The Rise and Fall of the Biggest Illegal Sports-Betting Ring in Dallas History
On a warm summer day in 2010, Merkow, the bar-owning bookie, went to a Plano deli to meet with a potential recruit. There was a fellow bookie in town from Baltimore, and Merkow was trying to lure him under the Global umbrella. The bookie planned on eventually moving to the Dallas area, but he wanted to keep his clients back in Baltimore happy. Merkow laid it on thick.Fishing League Worldwide In all, 18 people, including David Mullins, pleaded guilty for their involvement in the betting ring.
"Hey, why don't you come in?" Merkow told the possible new business partner. "You can make all kinds of money once you put it on the Internet. We'll split the profits 50-50, or we can do it 25-75, whatever you feel comfortable with." The bookie agreed to start using Global to place some layoff wagers -- hedge bets made by a bookie with too much action on one side.
The trap was set.
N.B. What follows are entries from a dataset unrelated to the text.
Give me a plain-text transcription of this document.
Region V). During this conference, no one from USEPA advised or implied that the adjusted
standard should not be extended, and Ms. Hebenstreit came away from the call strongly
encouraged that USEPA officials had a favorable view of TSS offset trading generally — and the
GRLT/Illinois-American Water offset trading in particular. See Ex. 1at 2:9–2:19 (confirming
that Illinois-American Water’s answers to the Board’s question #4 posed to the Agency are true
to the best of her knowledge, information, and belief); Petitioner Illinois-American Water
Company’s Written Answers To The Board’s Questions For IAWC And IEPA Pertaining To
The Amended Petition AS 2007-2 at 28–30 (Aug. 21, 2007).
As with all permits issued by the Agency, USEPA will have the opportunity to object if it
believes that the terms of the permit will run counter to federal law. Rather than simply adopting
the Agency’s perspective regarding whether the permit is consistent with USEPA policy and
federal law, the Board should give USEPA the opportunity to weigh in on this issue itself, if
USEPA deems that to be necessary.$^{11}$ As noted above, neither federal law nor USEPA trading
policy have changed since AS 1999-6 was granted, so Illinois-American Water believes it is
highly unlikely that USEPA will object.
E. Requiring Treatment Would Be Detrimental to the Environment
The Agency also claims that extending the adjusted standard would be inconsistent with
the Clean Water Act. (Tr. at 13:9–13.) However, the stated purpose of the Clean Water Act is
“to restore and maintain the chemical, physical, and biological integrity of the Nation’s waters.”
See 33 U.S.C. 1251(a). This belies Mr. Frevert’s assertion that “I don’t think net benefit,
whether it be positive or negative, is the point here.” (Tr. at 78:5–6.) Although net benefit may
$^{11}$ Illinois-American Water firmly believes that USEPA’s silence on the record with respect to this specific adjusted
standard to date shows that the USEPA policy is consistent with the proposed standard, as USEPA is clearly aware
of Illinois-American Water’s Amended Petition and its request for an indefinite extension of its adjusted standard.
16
Coburn, the Plano detective, had successfully infiltrated Merkow's world, using his be-yourself mantra to build trust. A former contractor, he took a side job doing work on Merkow's home. A rabid St. Louis Cardinals fan, he excitedly placed a $1,000 bet on the St. Louis Cardinals to win the World Series -- a 50-to-1 shot that would have paid $50,000 when the Cardinals beat the Texas Rangers in the World Series, if only he could have collected. So when Coburn vouched for the new Baltimore bookie, Merkow bought in. He never suspected that the bookie was actually an IRS agent from Washington, D.C.
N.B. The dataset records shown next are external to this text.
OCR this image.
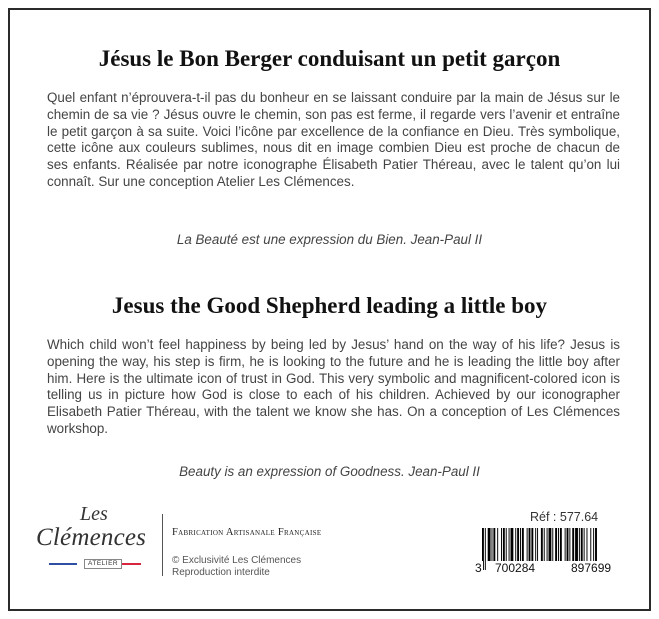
Jésus le Bon Berger conduisant un petit garçon

Quel enfant n’éprouvera-t-il pas du bonheur en se laissant conduire par la main de Jésus sur le chemin de sa vie ? Jésus ouvre le chemin, son pas est ferme, il regarde vers l’avenir et entraîne le petit garçon à sa suite. Voici l’icône par excellence de la confiance en Dieu. Très symbolique, cette icône aux couleurs sublimes, nous dit en image combien Dieu est proche de chacun de ses enfants. Réalisée par notre iconographe Élisabeth Patier Théreau, avec le talent qu’on lui connaît. Sur une conception Atelier Les Clémences.

La Beauté est une expression du Bien. Jean-Paul II

Jesus the Good Shepherd leading a little boy

Which child won’t feel happiness by being led by Jesus’ hand on the way of his life? Jesus is opening the way, his step is firm, he is looking to the future and he is leading the little boy after him. Here is the ultimate icon of trust in God. This very symbolic and magnificent-colored icon is telling us in picture how God is close to each of his children. Achieved by our iconographer Elisabeth Patier Théreau, with the talent we know she has. On a conception of Les Clémences workshop.

Beauty is an expression of Goodness. Jean-Paul II

Les
Clémences
ATELIER
Fabrication Artisanale Française
© Exclusivité Les Clémences
Reproduction interdite
Réf : 577.64
3 700284	897699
In the months that followed, the undercover IRS agent gained increasingly more access to the Global enterprise. He set up an account so his "bettors" could "place bets from Baltimore," which in fact were wagers laid by federal officers from the U.S. Attorney's Office in Plano. Global shipped cash via FedEx to a Baltimore address belonging to the feds, and the alleged bookie from Baltimore kept flying in to discuss "business" with Global bookies -- all recorded by the feds.
They made another discovery, too. Once investigators could place bets, it became easy to determine that the Global computer system in Curacao ran through a server in Miami before being routed to other parts of the country. So Parsons got a wiretap of the main computer server in Miami. As wagers were placed in real time, the feds could watch users with names like "fat-cat" log in and place bets -- and view their entire betting cycle. They could do the same with their own bets, and track it from start to finish -- right down to Coburn or others getting paid in cash. The system led them right to hundreds of bookies, complete with records of bets and transactions.
Finally, on the morning of March 20, 2011, the investigators made their move, raiding the bookmakers' homes and offices throughout the metroplex. They took evidence -- cell phones, computers, records -- and large amounts of cash, numerous gold and collectible coins, sports memorabilia, expensive cars, Rolex watches, expensive jewelry and more. At Reed's home, Parsons found a satchel containing paperwork that lays out some of the inner workings of the enterprise -- betting sheets, bookie lists, passwords and a book of Dallas Stars season tickets. Elsewhere in Reed's house, investigators rummaged through a large safe, where they found more than $100,000 in cash and $40,000 in cashier's checks. They also found signed blank checks from agents and bettors worth several hundreds of thousands of dollars.
A few months later, Merkow came in for questioning. As U.S. Assistant Attorney Andrew Stover asked him about the sports betting enterprise, Merkow sat quietly, refusing to talk. Stover continued laying out the government's case: the recordings, the undercover bettors, the wiretapped websites, the seized documents, seized assets, financial records. Even others within the organization had turned and offered testimony to the Feds. Merkow sat stone-faced. Then a door opened, and in walked someone else with a few questions.
"Oh man, this guy's a cop?" Merkow said, looking up at the face of Detective Curtis Coburn. "He's been making bets with me for years."